Regarding those quiet patches, here’s a segment where Pupillo sits out, and Brötzmann gets to display some delicate gruffness.

Concentric (Clean Feed, 2006)How about Nilssen-Love, who’s less familiar to most listeners? Here he is with a different saxophonist: John Butcher, whose aesthetic often tends toward the introspective — airy sounds and high-tone, slow-motion squeals.
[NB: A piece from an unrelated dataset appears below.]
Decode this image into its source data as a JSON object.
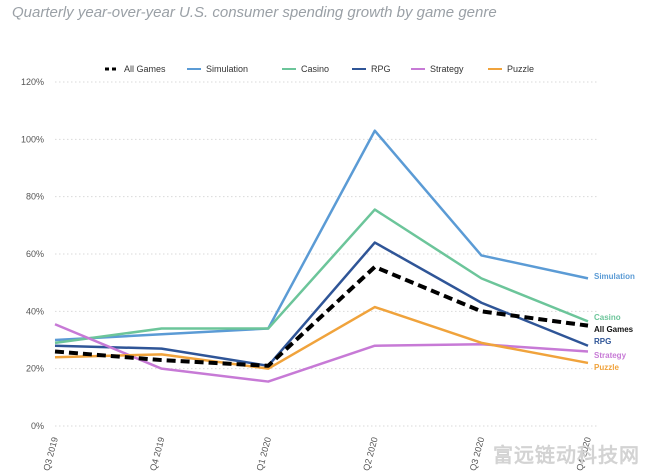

Concentric (Clean Feed, 2006) is a much different setting from Trio Roma, with Nilssen-Love going for a more sculpted sound even during the busier segments.

Sticks and Stones (Sofa, 2001)Nilssen-Love also has a solo album where he favors subtlety over bombast. Sticks & Stones (Sofa, 2001) isn’t exactly quiet — maybe “close-miked” is a better term? He solos on a rich array of percussion, making small noises that are amplified straight into your ear, as if you’re in a warm, small room with your head hovering right above the drums. He’s chosen his drums and implements so that the taps and bounces produce rich, almost liquid sounds, and you can savor every nuance, like sips of wine.

Sticks & Stones admittedly gets a little repetitious, but any one of the fairly short tracks is a treat, packed with delicious sounds and fast, rattling drumstick work.

Of course, these two gentlemen will spontaneously decide which colors to flash at these upcoming concerts. I would guess you’ll hear a little bit of all of it. Just come prepared for some big sounds.

(Each album-cover image links to eMusic, where you can sample more of the music. There is no commercial arrangement here; eMusic has no idea that I do this.)